I tasti del pianoforte sono i suoi bambini, li cura e li coccola tutti i giorni, e vorrebbe che tutti li amassero come lei ma mai più di lei. Non cerca allievi, cerca dei seguaci, degli amanti della musica e in tutta Harlem forse solo a John non interessa suonare.
Lui ha la sua palla e il suo canestro, e sa comporre la sua personale e indistinguibile melodia.
Ramer oggi ha il pomeriggio libero, ha preso il solo figlio maschio da scuola e scende di fronte al mercato.
Il profumo di mare gli ricorda i sogni d’infanzia, gli ricorda le sue origini ispaniche, gli ricorda la promessa che il Ramer bambino fece a se stesso: i tuoi figli non avranno mai paura di essere dei neri di Harlem.
Tutto è permesso, tutto è riscuotibile se ottenuto con il sudore della propria fronte e la forza lavoro delle proprie mani.
Io, dal fondo dell’autobus, osservo tutto con attenzione, scruto i particolari, immagino le storie di queste persone e forse fantastico un po’ troppo.
Ero un po’ spaventata all’idea di stare a lungo in quel quartiere, non ne avevo sentito parlare troppo bene, maledette malelingue e maledetti pregiudizi – penso sorridendo.
Mi innamoro dei dettagli, degli occhi smaniosi di ogni Helsa, del ritmo di qualiasi Xavier.
Mi innamoro di quelle guance paffute e dei sogni di tutti i bambini come John.
Mi intenerisco alla vista di Miranda, che mi ricorda ogni donna che lotta contro il dolore e le disavventure della vita, amandola comunque incredibilmente e minacciosamente. Senza demordere.
Sono fiera di un padre come Ramer, e penso ai sacrifici di ogni genitore e alle famiglie che non mollano.

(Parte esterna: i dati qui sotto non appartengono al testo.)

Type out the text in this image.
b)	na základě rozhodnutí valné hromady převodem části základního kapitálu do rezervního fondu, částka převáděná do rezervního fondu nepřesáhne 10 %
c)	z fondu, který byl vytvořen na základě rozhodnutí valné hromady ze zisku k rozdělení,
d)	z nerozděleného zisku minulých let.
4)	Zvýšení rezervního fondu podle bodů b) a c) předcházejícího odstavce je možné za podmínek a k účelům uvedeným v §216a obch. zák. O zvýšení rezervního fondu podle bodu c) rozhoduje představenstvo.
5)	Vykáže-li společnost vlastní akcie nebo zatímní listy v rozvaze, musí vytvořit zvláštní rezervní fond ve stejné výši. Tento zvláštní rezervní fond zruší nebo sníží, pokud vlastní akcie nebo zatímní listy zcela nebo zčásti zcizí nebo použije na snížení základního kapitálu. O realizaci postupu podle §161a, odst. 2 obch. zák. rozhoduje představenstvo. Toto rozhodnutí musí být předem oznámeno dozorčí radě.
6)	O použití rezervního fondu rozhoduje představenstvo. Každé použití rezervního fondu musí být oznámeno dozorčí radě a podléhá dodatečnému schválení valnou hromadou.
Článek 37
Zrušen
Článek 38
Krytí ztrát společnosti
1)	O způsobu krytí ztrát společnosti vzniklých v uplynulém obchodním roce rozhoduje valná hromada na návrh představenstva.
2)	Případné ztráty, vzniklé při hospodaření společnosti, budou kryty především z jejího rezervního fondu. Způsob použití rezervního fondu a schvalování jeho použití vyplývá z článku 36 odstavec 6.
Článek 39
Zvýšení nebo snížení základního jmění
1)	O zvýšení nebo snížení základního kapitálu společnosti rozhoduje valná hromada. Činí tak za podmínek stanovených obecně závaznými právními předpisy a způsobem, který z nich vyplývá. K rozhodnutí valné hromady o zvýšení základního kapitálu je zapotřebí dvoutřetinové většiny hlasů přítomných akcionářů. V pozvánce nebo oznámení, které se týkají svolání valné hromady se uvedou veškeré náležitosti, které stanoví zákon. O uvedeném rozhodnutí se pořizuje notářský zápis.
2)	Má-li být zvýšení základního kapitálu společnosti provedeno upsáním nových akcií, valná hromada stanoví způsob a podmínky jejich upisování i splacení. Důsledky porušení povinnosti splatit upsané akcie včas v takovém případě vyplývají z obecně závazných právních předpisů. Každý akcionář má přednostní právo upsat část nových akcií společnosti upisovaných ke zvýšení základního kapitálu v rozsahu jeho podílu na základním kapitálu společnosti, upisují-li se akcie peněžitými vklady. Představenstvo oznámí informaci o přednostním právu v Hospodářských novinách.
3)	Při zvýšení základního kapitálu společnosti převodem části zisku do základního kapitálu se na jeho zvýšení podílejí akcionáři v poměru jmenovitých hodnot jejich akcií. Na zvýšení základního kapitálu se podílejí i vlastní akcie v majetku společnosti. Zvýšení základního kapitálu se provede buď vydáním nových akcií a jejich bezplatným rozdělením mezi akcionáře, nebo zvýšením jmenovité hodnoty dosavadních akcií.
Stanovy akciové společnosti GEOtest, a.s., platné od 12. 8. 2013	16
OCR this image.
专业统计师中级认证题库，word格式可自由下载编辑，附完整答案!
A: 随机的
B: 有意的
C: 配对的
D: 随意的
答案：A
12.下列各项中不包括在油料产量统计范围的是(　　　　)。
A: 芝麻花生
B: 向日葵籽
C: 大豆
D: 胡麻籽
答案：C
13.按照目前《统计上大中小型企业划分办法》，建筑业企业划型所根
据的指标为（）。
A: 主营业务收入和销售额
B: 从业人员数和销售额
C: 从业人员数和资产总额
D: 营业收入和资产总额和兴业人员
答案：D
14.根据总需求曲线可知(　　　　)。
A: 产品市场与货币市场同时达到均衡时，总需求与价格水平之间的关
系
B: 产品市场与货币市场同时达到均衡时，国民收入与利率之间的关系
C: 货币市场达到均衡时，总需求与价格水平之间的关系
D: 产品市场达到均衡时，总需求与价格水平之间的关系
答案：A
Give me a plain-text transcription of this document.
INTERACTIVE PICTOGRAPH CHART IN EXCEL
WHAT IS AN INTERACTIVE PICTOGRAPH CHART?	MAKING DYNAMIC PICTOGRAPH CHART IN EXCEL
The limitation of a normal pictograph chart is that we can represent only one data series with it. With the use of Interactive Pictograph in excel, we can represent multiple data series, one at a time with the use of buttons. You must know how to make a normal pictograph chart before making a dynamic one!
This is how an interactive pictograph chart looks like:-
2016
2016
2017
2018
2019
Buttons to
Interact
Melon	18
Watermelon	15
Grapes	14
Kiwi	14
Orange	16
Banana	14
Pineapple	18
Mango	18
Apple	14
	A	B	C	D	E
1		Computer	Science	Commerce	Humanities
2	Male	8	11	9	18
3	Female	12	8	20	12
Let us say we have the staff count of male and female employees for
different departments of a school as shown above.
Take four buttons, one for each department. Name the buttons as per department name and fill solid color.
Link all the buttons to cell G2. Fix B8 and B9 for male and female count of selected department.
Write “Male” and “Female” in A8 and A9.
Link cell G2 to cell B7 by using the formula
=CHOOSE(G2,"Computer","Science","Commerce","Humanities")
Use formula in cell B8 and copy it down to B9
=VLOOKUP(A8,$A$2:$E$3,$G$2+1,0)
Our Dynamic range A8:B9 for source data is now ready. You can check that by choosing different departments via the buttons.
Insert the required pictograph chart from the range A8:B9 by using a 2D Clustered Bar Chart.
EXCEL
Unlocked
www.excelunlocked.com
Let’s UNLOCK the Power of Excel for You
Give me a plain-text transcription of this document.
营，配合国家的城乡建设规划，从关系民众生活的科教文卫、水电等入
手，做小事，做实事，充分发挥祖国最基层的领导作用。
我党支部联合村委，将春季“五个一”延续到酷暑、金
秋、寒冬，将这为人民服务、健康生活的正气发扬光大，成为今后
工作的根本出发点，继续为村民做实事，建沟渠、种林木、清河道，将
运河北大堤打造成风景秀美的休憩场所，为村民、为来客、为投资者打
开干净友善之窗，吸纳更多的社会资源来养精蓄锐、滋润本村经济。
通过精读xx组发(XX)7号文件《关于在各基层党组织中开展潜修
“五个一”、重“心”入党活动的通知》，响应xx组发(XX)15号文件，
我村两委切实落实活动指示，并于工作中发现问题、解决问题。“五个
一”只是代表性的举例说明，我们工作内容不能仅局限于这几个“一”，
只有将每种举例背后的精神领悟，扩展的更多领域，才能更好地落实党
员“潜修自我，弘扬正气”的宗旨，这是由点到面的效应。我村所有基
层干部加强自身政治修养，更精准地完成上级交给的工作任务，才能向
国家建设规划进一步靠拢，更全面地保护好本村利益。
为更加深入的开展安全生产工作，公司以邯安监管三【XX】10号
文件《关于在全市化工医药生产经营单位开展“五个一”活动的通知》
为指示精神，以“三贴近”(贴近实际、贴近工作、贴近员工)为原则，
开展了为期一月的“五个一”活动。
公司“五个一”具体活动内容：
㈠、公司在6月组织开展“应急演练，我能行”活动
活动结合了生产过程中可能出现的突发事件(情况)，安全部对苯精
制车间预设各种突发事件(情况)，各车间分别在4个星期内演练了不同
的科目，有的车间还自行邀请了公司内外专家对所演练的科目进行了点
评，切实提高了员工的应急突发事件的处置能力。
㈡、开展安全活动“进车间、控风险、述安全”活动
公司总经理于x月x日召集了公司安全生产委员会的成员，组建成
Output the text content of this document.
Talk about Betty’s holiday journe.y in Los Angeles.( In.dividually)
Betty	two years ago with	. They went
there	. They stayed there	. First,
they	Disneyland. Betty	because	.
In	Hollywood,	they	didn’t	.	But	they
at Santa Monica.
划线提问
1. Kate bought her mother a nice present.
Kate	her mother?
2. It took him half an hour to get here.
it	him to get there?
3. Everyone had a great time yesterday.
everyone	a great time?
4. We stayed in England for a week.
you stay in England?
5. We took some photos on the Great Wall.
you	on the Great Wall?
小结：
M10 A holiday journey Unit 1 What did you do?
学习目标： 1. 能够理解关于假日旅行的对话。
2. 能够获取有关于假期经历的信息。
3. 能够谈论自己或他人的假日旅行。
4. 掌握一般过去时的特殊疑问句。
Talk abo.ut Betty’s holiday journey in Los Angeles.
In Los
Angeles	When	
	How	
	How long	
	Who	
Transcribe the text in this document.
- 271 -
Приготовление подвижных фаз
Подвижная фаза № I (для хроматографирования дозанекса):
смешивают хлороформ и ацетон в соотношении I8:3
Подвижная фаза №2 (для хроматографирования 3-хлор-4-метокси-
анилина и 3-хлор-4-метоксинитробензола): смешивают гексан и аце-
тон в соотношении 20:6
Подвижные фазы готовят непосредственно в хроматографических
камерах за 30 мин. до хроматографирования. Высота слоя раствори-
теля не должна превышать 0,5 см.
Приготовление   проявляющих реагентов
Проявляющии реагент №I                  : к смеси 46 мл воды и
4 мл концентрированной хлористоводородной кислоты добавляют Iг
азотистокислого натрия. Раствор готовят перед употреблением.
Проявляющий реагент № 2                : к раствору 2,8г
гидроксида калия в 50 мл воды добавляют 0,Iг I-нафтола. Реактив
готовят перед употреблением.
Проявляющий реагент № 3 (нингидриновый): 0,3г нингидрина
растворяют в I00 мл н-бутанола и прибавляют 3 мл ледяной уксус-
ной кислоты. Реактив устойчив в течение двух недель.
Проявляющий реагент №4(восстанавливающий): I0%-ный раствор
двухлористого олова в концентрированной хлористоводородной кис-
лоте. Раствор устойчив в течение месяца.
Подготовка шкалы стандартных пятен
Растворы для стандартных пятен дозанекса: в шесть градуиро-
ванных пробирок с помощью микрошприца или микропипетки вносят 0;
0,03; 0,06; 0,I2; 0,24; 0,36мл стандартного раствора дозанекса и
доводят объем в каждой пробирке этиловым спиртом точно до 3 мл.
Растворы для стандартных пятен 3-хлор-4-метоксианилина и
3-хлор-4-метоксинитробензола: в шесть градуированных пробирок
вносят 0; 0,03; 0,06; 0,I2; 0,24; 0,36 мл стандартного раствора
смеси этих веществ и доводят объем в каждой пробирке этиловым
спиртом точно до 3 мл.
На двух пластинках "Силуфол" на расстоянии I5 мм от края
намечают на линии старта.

I veri poveri sono quelli a cui manca la ricchezza del cuore e dell’anima, i veri criminali sono quelli che non usano la dignità e il coraggio come arma per sconfiggere i pregiudizi e le difficoltà.
Mi trovavo sul bus perché avevo intenzione di andare a Central Park al Museo di Storia Naturale, ma decido di fare prima una passeggiata.
Scendo dall’M116 e chiudo gli occhi: sento una tromba, mi volto e lo vedo. Di fronte all’Apollo Theater c’è un uomo che con la sua musica trasforma una caotica strada dell’East Harlem, in un caldo pomeriggio di fine giugno, in un ricordo per me indimenticabile.
Quel Jazz mi tocca il cuore e scuote ogni fibra del mio corpo: è l’anima di Harlem che esplode, che racconta sé stesso, attraverso i passanti, attraverso le loro tristi ma meravigliose e magiche vite.
Sorrido.
E decido di custodire quel ricordo stretto stretto in un angolo del mio cuore.